Urban poor warms up to AAP leaders?
As the election season in the national capital enters its final leg, political commentators from across the spectrum have taken note of the Aam Aadmi Party’s (AAP) meteoric come back after suffering disastrous results last May. Aside from a series of self-goals by the Bharatiya Janata Party (BJP), many have pointed to AAP leader Arvind Kejriwal’s incessant effort to augment his appeal among the urban poor, as a reason behind his party’s much-improved odds for the upcoming assembly elections slated for February 7. According to a study by the National Sample Survey Organisation in 2011-12, Delhi has over 1.3 crore voters. Of this, an astonishing 60 per cent lives on less than Rs 13,500 per month, with 21 per cent surviving on less than Rs 7000. Although the government has fixed the official minimum wage at Rs 850 per month for an 8-hour work day, many employers often do not comply. Anything beyond scheduled work hours should be considered overtime work and workers must be paid a separate sum. Workers, however, are constantly exploited, with most working up to 12-14 hours a day. To add to their woes, an overwhelming number of Delhi’s employed class work in the informal sector, where even worse conditions prevail. In fact many have no written job contract, thereby allowing their employers to fire them with without any social security benefits or any recourse to legal remedies.

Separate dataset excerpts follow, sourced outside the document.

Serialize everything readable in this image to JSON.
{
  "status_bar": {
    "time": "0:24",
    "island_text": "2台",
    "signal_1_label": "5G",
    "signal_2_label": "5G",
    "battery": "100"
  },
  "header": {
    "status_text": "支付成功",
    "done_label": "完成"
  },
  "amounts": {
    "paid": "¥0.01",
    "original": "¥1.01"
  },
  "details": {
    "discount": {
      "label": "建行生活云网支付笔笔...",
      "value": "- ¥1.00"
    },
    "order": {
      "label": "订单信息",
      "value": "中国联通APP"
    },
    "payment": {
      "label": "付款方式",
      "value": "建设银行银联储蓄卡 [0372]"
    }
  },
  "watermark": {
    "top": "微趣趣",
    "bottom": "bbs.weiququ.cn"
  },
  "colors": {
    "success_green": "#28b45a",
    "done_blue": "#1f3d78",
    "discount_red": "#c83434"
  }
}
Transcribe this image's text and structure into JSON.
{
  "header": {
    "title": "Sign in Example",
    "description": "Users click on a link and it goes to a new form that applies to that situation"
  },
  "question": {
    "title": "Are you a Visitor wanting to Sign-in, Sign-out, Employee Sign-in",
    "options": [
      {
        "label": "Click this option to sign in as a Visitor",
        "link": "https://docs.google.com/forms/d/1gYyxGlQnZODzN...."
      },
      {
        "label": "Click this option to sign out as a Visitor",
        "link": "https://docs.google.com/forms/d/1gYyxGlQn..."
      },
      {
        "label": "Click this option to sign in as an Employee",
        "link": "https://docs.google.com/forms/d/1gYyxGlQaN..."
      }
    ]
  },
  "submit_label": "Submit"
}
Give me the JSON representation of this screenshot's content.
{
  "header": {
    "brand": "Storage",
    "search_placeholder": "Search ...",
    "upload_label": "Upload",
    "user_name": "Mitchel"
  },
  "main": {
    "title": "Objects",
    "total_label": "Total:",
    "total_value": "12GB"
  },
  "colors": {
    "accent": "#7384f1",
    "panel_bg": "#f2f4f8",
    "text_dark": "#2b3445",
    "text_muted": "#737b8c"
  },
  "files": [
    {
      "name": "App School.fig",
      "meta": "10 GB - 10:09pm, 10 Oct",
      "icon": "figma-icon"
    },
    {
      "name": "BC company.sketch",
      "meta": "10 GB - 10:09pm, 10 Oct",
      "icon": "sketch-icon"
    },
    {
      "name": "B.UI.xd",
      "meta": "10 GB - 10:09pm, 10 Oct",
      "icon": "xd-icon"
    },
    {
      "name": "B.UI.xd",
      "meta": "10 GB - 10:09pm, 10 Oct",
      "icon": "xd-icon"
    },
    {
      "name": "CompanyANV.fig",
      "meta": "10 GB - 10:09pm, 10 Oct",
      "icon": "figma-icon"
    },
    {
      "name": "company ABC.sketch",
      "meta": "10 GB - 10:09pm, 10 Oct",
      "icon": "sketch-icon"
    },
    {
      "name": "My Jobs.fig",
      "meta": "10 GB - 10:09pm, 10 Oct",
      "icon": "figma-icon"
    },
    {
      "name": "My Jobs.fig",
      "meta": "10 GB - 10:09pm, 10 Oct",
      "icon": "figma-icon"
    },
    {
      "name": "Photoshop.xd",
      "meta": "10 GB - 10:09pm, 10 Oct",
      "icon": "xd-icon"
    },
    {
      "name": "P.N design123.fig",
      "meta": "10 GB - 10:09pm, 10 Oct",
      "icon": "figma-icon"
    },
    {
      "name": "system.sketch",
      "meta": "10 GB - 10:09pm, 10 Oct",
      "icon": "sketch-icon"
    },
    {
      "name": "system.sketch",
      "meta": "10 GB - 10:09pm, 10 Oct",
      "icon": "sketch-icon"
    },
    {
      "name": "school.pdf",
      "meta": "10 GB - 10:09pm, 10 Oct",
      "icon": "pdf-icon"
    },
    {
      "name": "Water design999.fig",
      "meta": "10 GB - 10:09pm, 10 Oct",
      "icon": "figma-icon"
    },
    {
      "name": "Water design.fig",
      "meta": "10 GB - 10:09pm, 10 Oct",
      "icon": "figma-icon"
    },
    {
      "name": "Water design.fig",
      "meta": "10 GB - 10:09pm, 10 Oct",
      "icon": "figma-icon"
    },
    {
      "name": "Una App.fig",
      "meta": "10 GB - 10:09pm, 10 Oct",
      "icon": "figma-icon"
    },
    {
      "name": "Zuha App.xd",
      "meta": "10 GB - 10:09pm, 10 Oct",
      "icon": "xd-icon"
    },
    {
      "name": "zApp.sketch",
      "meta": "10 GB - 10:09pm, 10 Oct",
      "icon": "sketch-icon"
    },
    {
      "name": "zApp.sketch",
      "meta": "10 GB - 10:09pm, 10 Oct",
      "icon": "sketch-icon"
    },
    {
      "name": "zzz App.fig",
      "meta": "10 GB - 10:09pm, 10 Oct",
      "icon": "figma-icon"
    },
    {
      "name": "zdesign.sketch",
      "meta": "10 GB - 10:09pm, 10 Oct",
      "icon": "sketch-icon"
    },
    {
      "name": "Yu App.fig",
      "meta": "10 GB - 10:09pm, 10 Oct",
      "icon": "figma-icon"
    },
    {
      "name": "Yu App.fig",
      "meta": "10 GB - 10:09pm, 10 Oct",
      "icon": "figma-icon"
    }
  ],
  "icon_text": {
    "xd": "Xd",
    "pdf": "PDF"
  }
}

Successive state and central governments have often ignored the plight of these individuals. Despite attempts by successive government-led programmes to ‘mitigate’ poverty levels in the national capital, the difference between the wealthy and the urban poor has only widened. The consequent political vacuum is what allowed AAP to make its way into the imagination of many voters in the last assembly elections. It is in light of these circumstances that AAP has yet again strategically chosen to align themselves with the urban poor. Although its 49-day rule did bring about numerous concerns, the party did stay true to its promise of free water and cheaper power. The party’s manifesto for the current assembly elections again throws up similar pro-poor measures, including pro-farmer land acquisition norms as well as an old assurance of enacting a new anti- corruption law, besides free water and cheaper power. Other promises to the voters of Delhi include affordable healthcare and education, free Wi-Fi internet and the creation of new jobs, among others. The BJP, however, possesses no such manifesto for the Delhi assembly elections.